As oscilações eram devido ao empenho dos agricultores e a “conflagração europeia dando lugar, primeiro à escassez e depois a ausência completa da batatinha nos mercados nacionais” (Boletim MA: 1927).

No governo de Argemiro de Figueiredo procurou-se racionalizar a cultura em todo o Estado, por considerar que “Esse produto era, até bem pouco, de reduzido consumo e restrita área de plantio” (A União: 06/11/1935). O melhoramento da solanácea partiu de sementes adubadas e controle da colheita, tendo em vista o aumento do consumo.

Dizia-se que, antes daquela administração, o seu plantio era “a esmo. Irracionalmente. Ou melhor, não se sabia plantá-lo, até mesmo na sua área apropriada, que é Esperança, onde, pelas condições privilegiadas de temperatura, que, mais de que qualquer outras, resistem à ação do “mosaico”, há maiores possibilidade de desenvolvimento que em S. Paulo” (A União: 06/11/1935).

Assim, foram importadas batatinhas da Holanda, “onde há estabelecimento especializados na sua seleção e dirigidos pelos mais reputados técnicos de batatinha, do mundo”, noticiava A União naquele ano (1935). Passou-se, assim, a adotar a espécie “Bintje”.

Além disso, foram introduzidas máquinas agrícolas e, para dar suporte a esta cultura, com o apoio dos governos federal e estadual, foi instalada em nosso Município a “Cooperativa de Crédito Agrícola de Esperança” (Decreto nº 831, de 19 de maio de 1936) que concedia não apenas crédito, como classificava as sementes e distribuía para o mercado interno. Os principais fomentadores desta inciativa foram Antônio Patrício, Joaquim Virgolino e Heleno Henriques.

Implantou-se, então, um campo experimental, onde se faziam experiências de variedades de adubação, de época de plantio e de conservação. Como se não bastasse, o governo estadual “criou um serviço de classificação e uma legislação que proibia a colheita do mesmo não amadurecido e determina o modo de transporte e acondicionamento dos tubérculos” (A União: 06/11/1935).

O agrônomo Pimentel Gomes, responsável pela Diretoria de Produção do Estado, estimava que, a partir deste incentivo, a safra de batatinha passaria de 700 para 1.500 tonelada, fazendo o seguinte prospecto:

 

Como a animação é intensa, é possível que se colham 3.000.000 de kilos no próximo ano, se não faltarem as chuvas. Como prova da crescente melhoria do produto, o agricultor que vendia, o ano passado, em Esperança por 1$000 15 kilos de batatinha, obtém, hoje 6$000 pela mesma quantidade. Por meio de adubação e emprego de máquinas, conseguiu-se elevar a safra por hectare de 2.000 para 13.000 kilos. Esperança tem possibilidade de produzir 30.000.000 de kilos. Mas ainda é cedo para este recorde. Espero, ainda no corrente ano, mais de 1.500.000 kilos.
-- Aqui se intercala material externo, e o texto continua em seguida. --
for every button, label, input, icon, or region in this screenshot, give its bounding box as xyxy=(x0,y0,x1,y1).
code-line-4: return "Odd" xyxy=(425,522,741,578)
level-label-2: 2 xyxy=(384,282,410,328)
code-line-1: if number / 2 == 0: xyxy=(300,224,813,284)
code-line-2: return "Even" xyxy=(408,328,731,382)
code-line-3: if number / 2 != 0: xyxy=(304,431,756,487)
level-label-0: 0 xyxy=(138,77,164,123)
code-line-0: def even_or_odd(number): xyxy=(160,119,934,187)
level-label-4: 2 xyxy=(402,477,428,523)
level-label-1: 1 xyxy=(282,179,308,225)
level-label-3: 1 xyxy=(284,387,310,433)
Já exportamos 1.250.000 kilos. Semanalmente saem para o Recife 30.000 kilos” (A União: 06/11/1935).

 

Os regimes de secas aliados aos baixos preços e a ocorrência de pragas diminuíram o plantio da batatinha na região polarizada por Esperança. Muitos agricultores foram obrigados a investir nas roças de feijão e milho.
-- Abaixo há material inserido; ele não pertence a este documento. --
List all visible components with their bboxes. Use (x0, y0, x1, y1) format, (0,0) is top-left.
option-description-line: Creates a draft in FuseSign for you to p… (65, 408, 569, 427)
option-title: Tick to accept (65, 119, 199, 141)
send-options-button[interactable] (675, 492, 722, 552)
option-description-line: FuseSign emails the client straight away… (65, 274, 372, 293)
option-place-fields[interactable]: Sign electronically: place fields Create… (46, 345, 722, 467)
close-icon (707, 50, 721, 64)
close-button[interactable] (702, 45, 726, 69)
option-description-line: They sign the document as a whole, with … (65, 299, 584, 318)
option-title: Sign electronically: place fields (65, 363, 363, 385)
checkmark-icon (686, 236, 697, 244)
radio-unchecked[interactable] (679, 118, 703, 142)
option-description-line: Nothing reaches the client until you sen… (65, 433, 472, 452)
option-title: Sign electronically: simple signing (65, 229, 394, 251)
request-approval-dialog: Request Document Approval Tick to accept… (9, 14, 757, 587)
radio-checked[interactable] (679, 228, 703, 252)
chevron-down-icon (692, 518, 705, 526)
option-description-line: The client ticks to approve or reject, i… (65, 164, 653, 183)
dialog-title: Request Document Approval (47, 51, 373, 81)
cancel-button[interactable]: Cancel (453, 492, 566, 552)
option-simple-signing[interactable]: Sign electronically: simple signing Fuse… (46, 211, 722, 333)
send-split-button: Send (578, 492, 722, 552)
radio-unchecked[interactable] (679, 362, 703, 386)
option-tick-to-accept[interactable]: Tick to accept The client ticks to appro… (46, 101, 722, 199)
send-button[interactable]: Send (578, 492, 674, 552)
A batata inglesa atualmente está um pouco esquecida, merecendo o seu incremento agrícola em nosso Município, por ser uma alternativa agricultável para os pequenos produtores.

 

Rau Ferreira

 

Referências:

- A NOITE, Jornal. Edição de 03 de outubro. Rio de Janeiro/RJ: 1918.

- A NOITE, Jornal. Edição de 09 de abril. Rio de Janeiro/RJ: 1918.
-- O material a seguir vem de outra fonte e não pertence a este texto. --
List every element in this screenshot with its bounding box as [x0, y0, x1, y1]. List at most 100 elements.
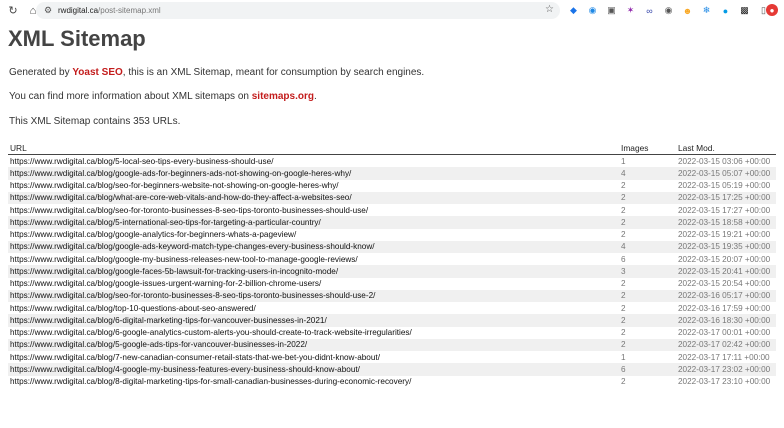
image-count: 6 — [621, 254, 626, 264]
table-row: https://www.rwdigital.ca/blog/7-new-cana… — [8, 351, 776, 363]
page-title: XML Sitemap — [8, 26, 146, 51]
url-link[interactable]: https://www.rwdigital.ca/blog/seo-for-to… — [8, 204, 619, 216]
image-count: 6 — [619, 363, 676, 376]
table-row: https://www.rwdigital.ca/blog/4-google-m… — [8, 363, 776, 376]
table-row: https://www.rwdigital.ca/blog/5-local-se… — [8, 155, 776, 168]
table-row: https://www.rwdigital.ca/blog/what-are-c… — [8, 191, 776, 204]
browser-toolbar: ↻ ⌂ ⚙ rwdigital.ca/post-sitemap.xml ☆ ◆ … — [0, 0, 784, 21]
extension-icon[interactable]: ∞ — [642, 3, 657, 18]
url-link[interactable]: https://www.rwdigital.ca/blog/google-fac… — [8, 265, 619, 278]
image-count: 2 — [619, 191, 676, 204]
image-count: 2 — [619, 289, 676, 302]
more-info-text: You can find more information about XML … — [9, 91, 317, 102]
last-modified: 2022-03-17 02:42 +00:00 — [676, 338, 776, 351]
url-host: rwdigital.ca — [58, 6, 99, 15]
url-link[interactable]: https://www.rwdigital.ca/blog/google-ads… — [8, 167, 619, 180]
extension-icon[interactable]: ◆ — [566, 3, 581, 18]
last-modified: 2022-03-15 18:58 +00:00 — [676, 216, 776, 229]
image-count: 2 — [621, 279, 626, 289]
extension-icon[interactable]: ☻ — [680, 3, 695, 18]
image-count: 4 — [619, 240, 676, 253]
column-header-images: Images — [619, 142, 676, 155]
yoast-link[interactable]: Yoast SEO — [72, 67, 122, 78]
last-modified: 2022-03-16 17:59 +00:00 — [678, 303, 771, 313]
extension-icon[interactable]: ▣ — [604, 3, 619, 18]
url-link[interactable]: https://www.rwdigital.ca/blog/google-my-… — [8, 253, 619, 265]
image-count: 4 — [619, 167, 676, 180]
address-bar[interactable]: ⚙ rwdigital.ca/post-sitemap.xml ☆ — [36, 2, 560, 19]
url-link[interactable]: https://www.rwdigital.ca/blog/what-are-c… — [8, 191, 619, 204]
table-row: https://www.rwdigital.ca/blog/8-digital-… — [8, 376, 776, 388]
last-modified: 2022-03-15 03:06 +00:00 — [678, 156, 771, 166]
sitemaps-org-link[interactable]: sitemaps.org — [252, 91, 314, 102]
image-count: 2 — [621, 303, 626, 313]
image-count: 2 — [621, 181, 626, 191]
last-modified: 2022-03-15 17:25 +00:00 — [676, 191, 776, 204]
url-link[interactable]: https://www.rwdigital.ca/blog/4-google-m… — [8, 363, 619, 376]
reload-icon[interactable]: ↻ — [6, 4, 20, 18]
last-modified: 2022-03-16 05:17 +00:00 — [676, 289, 776, 302]
last-modified: 2022-03-17 00:01 +00:00 — [678, 328, 771, 338]
intro-text: Generated by Yoast SEO, this is an XML S… — [9, 67, 424, 78]
intro-prefix: Generated by — [9, 67, 73, 78]
table-row: https://www.rwdigital.ca/blog/5-google-a… — [8, 338, 776, 351]
extensions-bar: ◆ ◉ ▣ ✶ ∞ ◉ ☻ ❄ ● ▩ ▯ — [566, 3, 775, 18]
table-row: https://www.rwdigital.ca/blog/google-fac… — [8, 265, 776, 278]
more-suffix: . — [313, 91, 317, 102]
url-link[interactable]: https://www.rwdigital.ca/blog/5-internat… — [8, 216, 619, 229]
sitemap-table: URL Images Last Mod. https://www.rwdigit… — [8, 142, 776, 388]
extension-icon[interactable]: ● — [718, 3, 733, 18]
last-modified: 2022-03-15 19:35 +00:00 — [676, 240, 776, 253]
url-link[interactable]: https://www.rwdigital.ca/blog/google-ana… — [8, 229, 619, 241]
image-count: 2 — [621, 230, 626, 240]
image-count: 2 — [621, 328, 626, 338]
url-path: /post-sitemap.xml — [98, 6, 161, 15]
table-row: https://www.rwdigital.ca/blog/6-digital-… — [8, 314, 776, 327]
url-link[interactable]: https://www.rwdigital.ca/blog/7-new-cana… — [8, 351, 619, 363]
url-link[interactable]: https://www.rwdigital.ca/blog/seo-for-to… — [8, 289, 619, 302]
url-link[interactable]: https://www.rwdigital.ca/blog/5-local-se… — [8, 155, 619, 168]
site-info-icon[interactable]: ⚙ — [42, 5, 54, 17]
image-count: 2 — [621, 205, 626, 215]
last-modified: 2022-03-15 20:07 +00:00 — [678, 254, 771, 264]
image-count: 2 — [619, 216, 676, 229]
url-link[interactable]: https://www.rwdigital.ca/blog/google-ads… — [8, 240, 619, 253]
url-link[interactable]: https://www.rwdigital.ca/blog/seo-for-be… — [8, 180, 619, 192]
last-modified: 2022-03-15 19:21 +00:00 — [678, 230, 771, 240]
table-row: https://www.rwdigital.ca/blog/google-ana… — [8, 229, 776, 241]
table-row: https://www.rwdigital.ca/blog/5-internat… — [8, 216, 776, 229]
puzzle-icon[interactable]: ▩ — [737, 3, 752, 18]
last-modified: 2022-03-15 20:41 +00:00 — [676, 265, 776, 278]
image-count: 2 — [619, 314, 676, 327]
profile-avatar-icon[interactable]: ● — [766, 4, 778, 16]
intro-suffix: , this is an XML Sitemap, meant for cons… — [122, 67, 425, 78]
image-count: 2 — [621, 377, 626, 387]
table-header-row: URL Images Last Mod. — [8, 142, 776, 155]
table-row: https://www.rwdigital.ca/blog/google-ads… — [8, 167, 776, 180]
table-row: https://www.rwdigital.ca/blog/top-10-que… — [8, 302, 776, 314]
url-link[interactable]: https://www.rwdigital.ca/blog/top-10-que… — [8, 302, 619, 314]
url-link[interactable]: https://www.rwdigital.ca/blog/5-google-a… — [8, 338, 619, 351]
url-link[interactable]: https://www.rwdigital.ca/blog/6-google-a… — [8, 327, 619, 339]
last-modified: 2022-03-15 05:19 +00:00 — [678, 181, 771, 191]
last-modified: 2022-03-15 17:27 +00:00 — [678, 205, 771, 215]
extension-icon[interactable]: ◉ — [585, 3, 600, 18]
url-link[interactable]: https://www.rwdigital.ca/blog/8-digital-… — [8, 376, 619, 388]
sitemap-rows: https://www.rwdigital.ca/blog/5-local-se… — [8, 155, 776, 388]
table-row: https://www.rwdigital.ca/blog/6-google-a… — [8, 327, 776, 339]
image-count: 3 — [619, 265, 676, 278]
bookmark-star-icon[interactable]: ☆ — [545, 4, 554, 15]
extension-icon[interactable]: ✶ — [623, 3, 638, 18]
last-modified: 2022-03-16 18:30 +00:00 — [676, 314, 776, 327]
table-row: https://www.rwdigital.ca/blog/seo-for-be… — [8, 180, 776, 192]
extension-icon[interactable]: ❄ — [699, 3, 714, 18]
table-row: https://www.rwdigital.ca/blog/google-ads… — [8, 240, 776, 253]
camera-icon[interactable]: ◉ — [661, 3, 676, 18]
last-modified: 2022-03-17 23:10 +00:00 — [678, 377, 771, 387]
last-modified: 2022-03-15 05:07 +00:00 — [676, 167, 776, 180]
url-link[interactable]: https://www.rwdigital.ca/blog/6-digital-… — [8, 314, 619, 327]
last-modified: 2022-03-17 23:02 +00:00 — [676, 363, 776, 376]
last-modified: 2022-03-15 20:54 +00:00 — [678, 279, 771, 289]
url-link[interactable]: https://www.rwdigital.ca/blog/google-iss… — [8, 278, 619, 290]
last-modified: 2022-03-17 17:11 +00:00 — [678, 352, 770, 362]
- A NOITE, Jornal. Edição de 13 de novembro. Rio de Janeiro/RJ: 1934.

- A UNIÃO, Jornal. Edição de 06 de novembro. João Pessoa/PB: 1935.

- ALMEIDA, José Américo de. A Parahyba e seus problemas. Imprensa Official: 1923.

- MA, Boletim. Volume XVI. 2ª Edição. Ministério da Agricultura. Rio de Janeiro/RJ: 1927.

- MA, Relatório. Circulação dos produtos agrícolas e custo de vida: em relação dos artigos de alimentação no Brasil (1921-1923). Diretoria de Inspeção e Fomento Agrícolas. Imprensa Nacional: 1925.

- MARIZ, Celso. Evolução Econômica na Paraíba. A União Editora. João Pessoa/PB: 1939.

- O IMPARCIAL, Jornal. Edição de 10 de abril. Rio de Janeiro/RJ: 1918.

- PARAHYBA, Anuário da. Volumes I-III. Imprensa Official: 1934.